There are people employed there just to maintain cleanliness in the cleanrooms. Or, as I came to think of them, Dust Enforcers.

that company is always creeping me out a bit. the fact that you need highest technology (chip-machines) to create highest technology (chips) feels like a matryoshka doll somehow. shell over shell. and it makes me wonder what level comes after the chip-machine. the chip-machine-machine? i find it, on an intuitive level, hopeful that dust is one of their biggest enemies.
 

Mr. Tea

Let's Talk About Ceps
that company is always creeping me out a bit. the fact that you need highest technology (chip-machines) to create highest technology (chips) feels like a matryoshka doll somehow. shell over shell. and it makes me wonder what level comes after the chip-machine. the chip-machine-machine? i find it, on an intuitive level, hopeful that dust is one of their biggest enemies.
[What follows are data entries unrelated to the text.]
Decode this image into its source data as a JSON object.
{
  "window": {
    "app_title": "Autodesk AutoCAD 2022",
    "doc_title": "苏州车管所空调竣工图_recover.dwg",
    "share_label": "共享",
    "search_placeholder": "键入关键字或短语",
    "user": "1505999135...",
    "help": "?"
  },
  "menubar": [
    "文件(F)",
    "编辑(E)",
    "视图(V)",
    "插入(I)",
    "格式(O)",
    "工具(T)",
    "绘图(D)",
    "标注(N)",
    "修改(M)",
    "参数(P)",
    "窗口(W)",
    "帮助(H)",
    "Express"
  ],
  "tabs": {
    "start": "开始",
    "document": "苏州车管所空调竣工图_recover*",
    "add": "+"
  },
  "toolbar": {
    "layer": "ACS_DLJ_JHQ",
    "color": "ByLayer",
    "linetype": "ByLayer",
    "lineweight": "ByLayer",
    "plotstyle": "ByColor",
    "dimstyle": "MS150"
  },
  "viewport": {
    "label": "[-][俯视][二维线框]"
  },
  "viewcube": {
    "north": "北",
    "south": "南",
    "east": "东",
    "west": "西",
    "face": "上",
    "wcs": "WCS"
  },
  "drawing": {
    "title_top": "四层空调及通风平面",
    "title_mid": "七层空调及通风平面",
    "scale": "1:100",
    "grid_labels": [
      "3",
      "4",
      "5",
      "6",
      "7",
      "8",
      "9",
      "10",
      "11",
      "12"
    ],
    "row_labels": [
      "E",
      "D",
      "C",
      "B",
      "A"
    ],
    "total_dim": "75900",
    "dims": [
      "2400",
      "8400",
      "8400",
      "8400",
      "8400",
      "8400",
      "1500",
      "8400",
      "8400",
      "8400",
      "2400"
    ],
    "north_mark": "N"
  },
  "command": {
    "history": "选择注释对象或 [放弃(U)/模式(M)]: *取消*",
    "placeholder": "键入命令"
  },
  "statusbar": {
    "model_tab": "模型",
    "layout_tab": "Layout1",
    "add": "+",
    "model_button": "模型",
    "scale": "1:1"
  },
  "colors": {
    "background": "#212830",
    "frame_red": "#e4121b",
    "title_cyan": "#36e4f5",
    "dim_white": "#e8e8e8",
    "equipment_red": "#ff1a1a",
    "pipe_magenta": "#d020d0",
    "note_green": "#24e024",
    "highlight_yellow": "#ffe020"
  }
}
If that creeps you out, consider that there were people working on self-assembling microchips while I was there. Dunno if anything has come of it yet, but a company like that doesn't throw money after something that doesn't have at least a decent chance of coming to fruition, and that was 6-8 years ago, centuries in tech-world terms.
 

luka

Well-known member
One of the things this thread is about is the gestalt notion of unfinished business. How deferred duties stall our progress, how it's impossible to move forward or even to tread water without this constant activity, doing things all the fucking time. Any effort to ignore reality is punished in the most draconian fashion. It's exhausting. Buried under dust
 

luka

Well-known member
I've got one r d jumper and some red socks but no not really. I dunno why it's purple like steel wool.